What Should Families Ask When Visiting Keystone Center?

Based on this facility's data, families visiting should ask: "Can you walk me through typical staffing levels on day, evening, and night shifts?" "Can I visit during a mealtime to observe dining assistance and food quality?" "How do you handle medical emergencies, and what is your hospital transfer rate?" "Can I speak with family members of current residents about their experience?" These questions are particularly relevant given the below-average staffing rating.

Is Keystone Center Safe?

Based on CMS inspection data, KEYSTONE CENTER has a clean safety record: no substantiated abuse findings (meaning no confirmed cases of resident harm), no Immediate Jeopardy citations (the most serious violation level indicating risk of serious injury or death), and is not on the Special Focus Facility watch list (a federal program monitoring the lowest-performing 1% of nursing homes). The facility has a 1-star overall rating and ranks #100 of 100 nursing homes in Massachusetts. While no facility is perfect, families should still ask about staff-to-resident ratios and recent inspection results during their visit.

Do Nurses at Keystone Center Stick Around?

KEYSTONE CENTER has not reported staff turnover data to CMS. Staff turnover matters because consistent caregivers learn residents' individual needs, medications, and preferences. When staff frequently change, this institutional knowledge is lost. Families should ask the facility directly about their staff retention rates and average employee tenure.
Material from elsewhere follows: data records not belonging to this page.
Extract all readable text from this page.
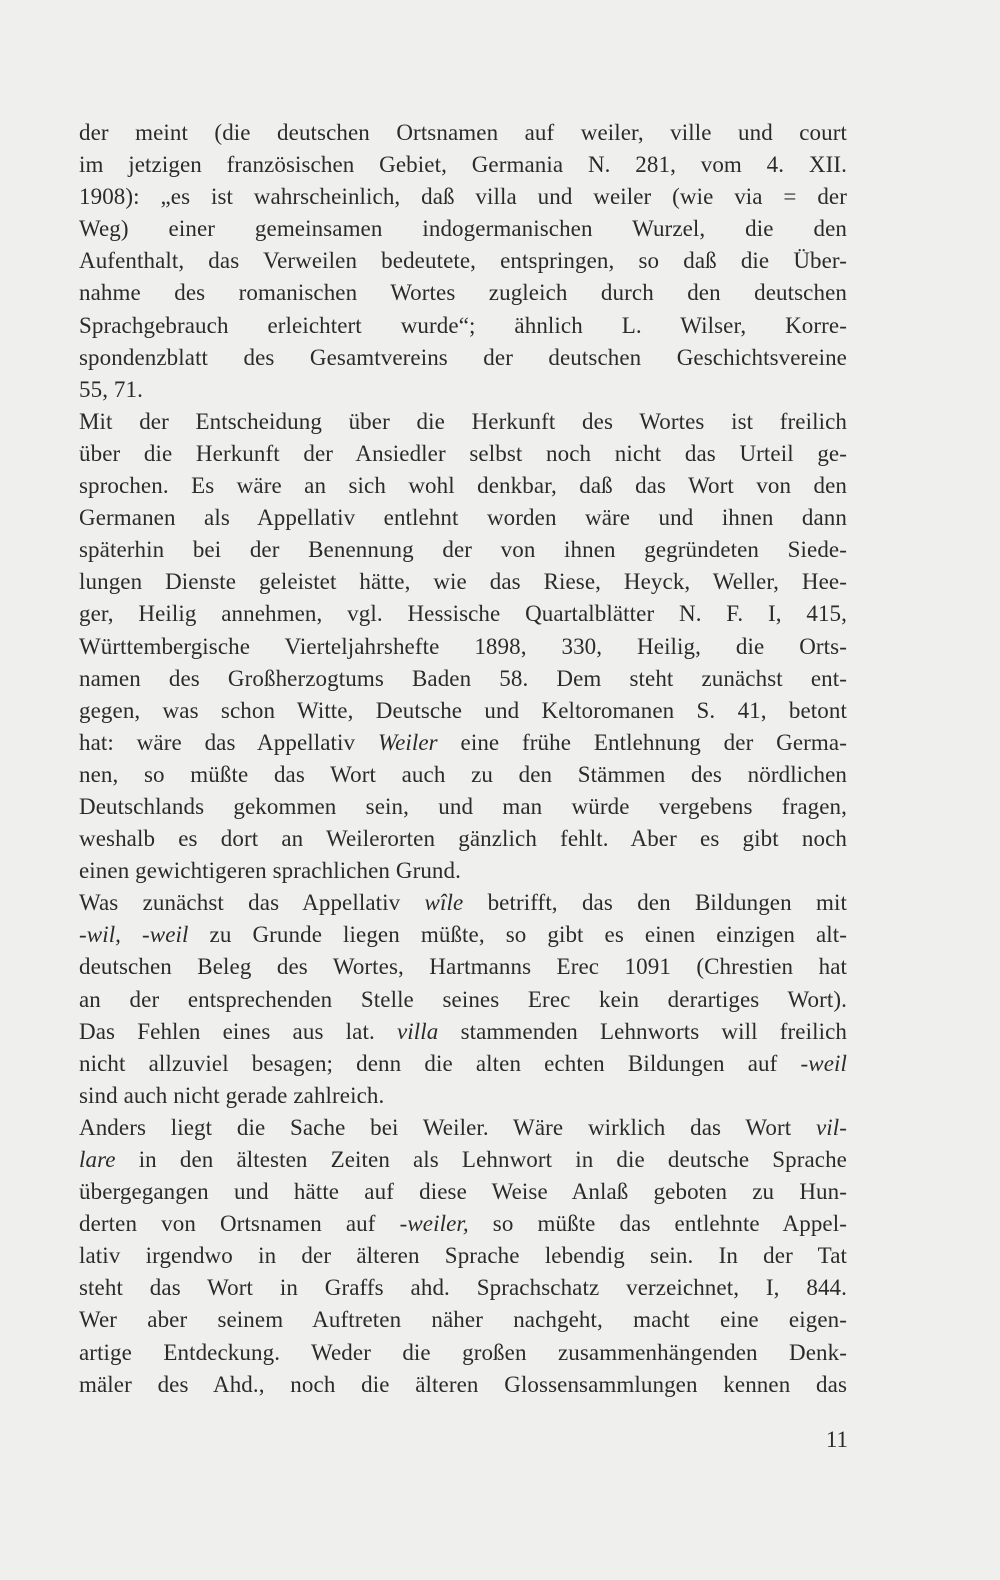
der meint (die deutschen Ortsnamen auf weiler, ville und court
im jetzigen französischen Gebiet, Germania N. 281, vom 4. XII.
1908): „es ist wahrscheinlich, daß villa und weiler (wie via = der
Weg) einer gemeinsamen indogermanischen Wurzel, die den
Aufenthalt, das Verweilen bedeutete, entspringen, so daß die Über-
nahme des romanischen Wortes zugleich durch den deutschen
Sprachgebrauch erleichtert wurde“; ähnlich L. Wilser, Korre-
spondenzblatt des Gesamtvereins der deutschen Geschichtsvereine
55, 71.
Mit der Entscheidung über die Herkunft des Wortes ist freilich
über die Herkunft der Ansiedler selbst noch nicht das Urteil ge-
sprochen. Es wäre an sich wohl denkbar, daß das Wort von den
Germanen als Appellativ entlehnt worden wäre und ihnen dann
späterhin bei der Benennung der von ihnen gegründeten Siede-
lungen Dienste geleistet hätte, wie das Riese, Heyck, Weller, Hee-
ger, Heilig annehmen, vgl. Hessische Quartalblätter N. F. I, 415,
Württembergische Vierteljahrshefte 1898, 330, Heilig, die Orts-
namen des Großherzogtums Baden 58. Dem steht zunächst ent-
gegen, was schon Witte, Deutsche und Keltoromanen S. 41, betont
hat: wäre das Appellativ Weiler eine frühe Entlehnung der Germa-
nen, so müßte das Wort auch zu den Stämmen des nördlichen
Deutschlands gekommen sein, und man würde vergebens fragen,
weshalb es dort an Weilerorten gänzlich fehlt. Aber es gibt noch
einen gewichtigeren sprachlichen Grund.
Was zunächst das Appellativ wîle betrifft, das den Bildungen mit
-wil, -weil zu Grunde liegen müßte, so gibt es einen einzigen alt-
deutschen Beleg des Wortes, Hartmanns Erec 1091 (Chrestien hat
an der entsprechenden Stelle seines Erec kein derartiges Wort).
Das Fehlen eines aus lat. villa stammenden Lehnworts will freilich
nicht allzuviel besagen; denn die alten echten Bildungen auf -weil
sind auch nicht gerade zahlreich.
Anders liegt die Sache bei Weiler. Wäre wirklich das Wort vil-
lare in den ältesten Zeiten als Lehnwort in die deutsche Sprache
übergegangen und hätte auf diese Weise Anlaß geboten zu Hun-
derten von Ortsnamen auf -weiler, so müßte das entlehnte Appel-
lativ irgendwo in der älteren Sprache lebendig sein. In der Tat
steht das Wort in Graffs ahd. Sprachschatz verzeichnet, I, 844.
Wer aber seinem Auftreten näher nachgeht, macht eine eigen-
artige Entdeckung. Weder die großen zusammenhängenden Denk-
mäler des Ahd., noch die älteren Glossensammlungen kennen das
11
Was Keystone Center Ever Fined?

KEYSTONE CENTER has been fined $33,476 across 2 penalty actions. The Massachusetts average is $33,414. While any fine indicates a compliance issue, fines under $50,000 are relatively common and typically reflect isolated problems that were subsequently corrected. Families should ask what specific issues led to these fines and confirm they've been resolved.

Is Keystone Center on Any Federal Watch List?
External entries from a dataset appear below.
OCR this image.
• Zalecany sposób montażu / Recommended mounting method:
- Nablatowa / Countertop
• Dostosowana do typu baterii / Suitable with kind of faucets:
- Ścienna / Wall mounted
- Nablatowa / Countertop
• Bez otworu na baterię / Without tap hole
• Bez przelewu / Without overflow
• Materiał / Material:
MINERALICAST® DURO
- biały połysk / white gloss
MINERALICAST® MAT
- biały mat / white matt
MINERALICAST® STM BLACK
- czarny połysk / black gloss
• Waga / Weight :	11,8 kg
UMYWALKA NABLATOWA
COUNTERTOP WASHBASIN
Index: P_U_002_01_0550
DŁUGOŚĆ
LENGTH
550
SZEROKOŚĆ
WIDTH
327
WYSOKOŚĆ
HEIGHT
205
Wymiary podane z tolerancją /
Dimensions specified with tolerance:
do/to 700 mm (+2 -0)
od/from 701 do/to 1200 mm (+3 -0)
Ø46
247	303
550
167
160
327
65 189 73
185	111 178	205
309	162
KEYSTONE CENTER is not on any federal watch list. The most significant is the Special Focus Facility (SFF) program, which identifies the bottom 1% of nursing homes nationally based on persistent, serious quality problems. Not being on this list means the facility has avoided the pattern of deficiencies that triggers enhanced federal oversight. This is a positive indicator, though families should still review the facility's inspection history directly.